How EHRs can bridge the digital gap that impedes health equity

Records systems and widely implemented standards can expand the capabilities of the nation’s health system to address social determinants of health.

Despite a role that is largely undefined – due, in large part, to variances in the practice of addressing social risk and delivering equitable care – the potential for electronic health record systems to address social determinants of health and advance health equity is significant.

Technology, when designed thoughtfully and implemented carefully, could standardize and make routine the collection of information, support the prompt exchange of data for workflow coordination and provide opportunities for retrospective analysis through the collection and visualization of large data sets.

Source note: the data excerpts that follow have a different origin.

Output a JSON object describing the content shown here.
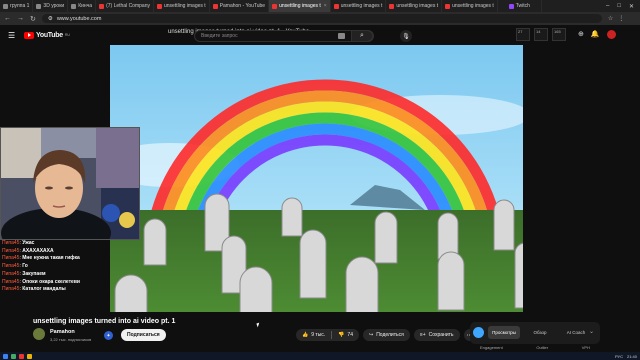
{
  "browser": {
    "tabs": [
      {
        "label": "группа 1",
        "active": false
      },
      {
        "label": "3D уроки",
        "active": false
      },
      {
        "label": "Кинча",
        "active": false
      },
      {
        "label": "(7) Lethal Company",
        "active": false
      },
      {
        "label": "unsettling images t",
        "active": false
      },
      {
        "label": "Pamahon - YouTube",
        "active": false
      },
      {
        "label": "unsettling images t",
        "active": true
      },
      {
        "label": "unsettling images t",
        "active": false
      },
      {
        "label": "unsettling images t",
        "active": false
      },
      {
        "label": "unsettling images t",
        "active": false
      },
      {
        "label": "Twitch",
        "active": false
      }
    ],
    "url": "www.youtube.com"
  },
  "page_title": "unsettling images turned into ai video pt. 1 - YouTube",
  "youtube": {
    "logo_text": "YouTube",
    "logo_region": "RU",
    "search_placeholder": "Введите запрос",
    "stats": [
      "27",
      "14",
      "165"
    ]
  },
  "chat": [
    {
      "user": "Пипа45",
      "msg": "Ужас"
    },
    {
      "user": "Пипа45",
      "msg": "АХАХАХАХА"
    },
    {
      "user": "Пипа45",
      "msg": "Мне нужна такая гифка"
    },
    {
      "user": "Пипа45",
      "msg": "Го"
    },
    {
      "user": "Пипа45",
      "msg": "Закупаем"
    },
    {
      "user": "Пипа45",
      "msg": "Опоки окара скелетеви"
    },
    {
      "user": "Пипа45",
      "msg": "Каталог мандалы"
    }
  ],
  "video": {
    "title": "unsettling images turned into ai video pt. 1",
    "channel": "Pamahon",
    "subscribers": "3,22 тыс. подписчиков",
    "subscribe_label": "Подписаться",
    "likes": "9 тыс.",
    "dislikes": "74",
    "share_label": "Поделиться",
    "save_label": "Сохранить"
  },
  "right_panel": {
    "tabs": [
      "Просмотры",
      "Обзор",
      "AI Coach"
    ],
    "labels": [
      "Engagement",
      "Outlier",
      "VPH"
    ]
  },
  "taskbar": {
    "lang": "РУС",
    "time": "21:40"
  }
}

The current reality, however, is more complicated.

Significant potential

EHR technology, in the same way it supports a standardized collection of clinical data such as problems, allergies and medications, can similarly be used to prompt users in the workflow to proactively collect demographic and determinant data.

Accurate and consistent collection of this data, by end-users or, more appropriately, by patients and families themselves, lays the groundwork for everything that comes after. The EHR provides the ability to insert consistent scripting and standardize data representation into workflow, and it could even enforce organizational policies on when and how this information is collected.

When data is collected accurately and, more importantly, consistently, the data can then be used to uncover latent biases or inequities of care. EHR dashboards, already widely used by organizations today to track the quality-of-care delivery (maternal mortality, hospital-acquired infections, readmission rates and the like), could be additionally stratified along patient demographics as well as determinant lines to highlight emergent disparities.

Recognizing patients with social risk factors is an important first step, but addressing those risks is the ultimate goal. Standards already exist today for electronic closed-loop referrals between healthcare delivery organizations, saving clinicians time and cutting down on manual data exchange processes. The same standards could be used to promptly refer patients with identified social risks to the community-based organizations (CBOs) that are best positioned to address them.

Barriers to progress

Optimal collection and use of demographic and SDOH data in EHRs face several challenges, including patient privacy concerns and the need for standardized data collection methods and standardized data representation.

For example, while EHRs are already capable of capturing a wide array of SDOH as well as race, ethnicity and language, this information is often left unpopulated because of inadequately trained staff or patients who are reluctant to share.

Further, while programs such as HL7’s Gravity Project are making progress, there is still much work to be done toward establishing standards-based SDOH information exchange. A standards-based representation of SDOH would not only help provide a more complete picture to clinicians at the point of care, but it also could be used to create a more complete picture of a community or region.  Debate continues around exactly what SDOH should be captured and how this information can or should be used. 

Another barrier lies with the technological capabilities of the community-based organizations that provide many of the services needed to address patients’ SDOH issues. While some provider organizations have established in-house programs to manage high-risk patients, their ability to leverage their EHRs and other existing technology to identify, enroll and monitor patients and program outcomes is something many of these organizations and social services programs do not share. For these organizations, sophisticated technology that enables the secure exchange of patient data with referring providers and metrics tracking is simply out of financial reach.

A multi-faceted solution

Eliminating the barriers that impede the role EHRs can and should play in advancing SDOH and health equity requires support from both the public and private sectors, starting with funding community organizations so they are able to implement interoperable technology to enable the sharing of SDOH data with referring providers and other agencies.

Funding through value-based social care reimbursement models for providers, states and health plans and waivers to support innovation and best practices would go a long way toward addressing the challenges limiting use of SDOH data across the healthcare ecosystem.

Focusing on interoperability, such as the real-time exchange of social and insurance data, clarifications regarding HIPAA requirements specific to social care referrals, and other regulations that impede social care assistance are also crucial.

Finally, one of the most impactful actions would come at the federal level – extending existing quality programs to incentivize consistent and complete data collection and then using that data to examine if disparities exist in current quality programs. Taking quality measures that are already being reported and stratifying them by race and ethnicity would further the understanding of the extent to which the healthcare system is delivering care and producing quality outcomes in an equitable way.

Realizing the potential

Despite existing challenges, the integration of accurate demographic and social determinants into EHRs has the potential to greatly improve health outcomes and reduce disparities in healthcare.

As the healthcare industry continues to adopt and integrate EHRs into clinical practice, it is important to prioritize their role in the collection and use of demographic and SDOH data to understand health equity and improve the overall health of all individuals.

Janet Campbell (Epic) is chair of the EHR Association’s Social Determinants of Health-Health Equity Task Force.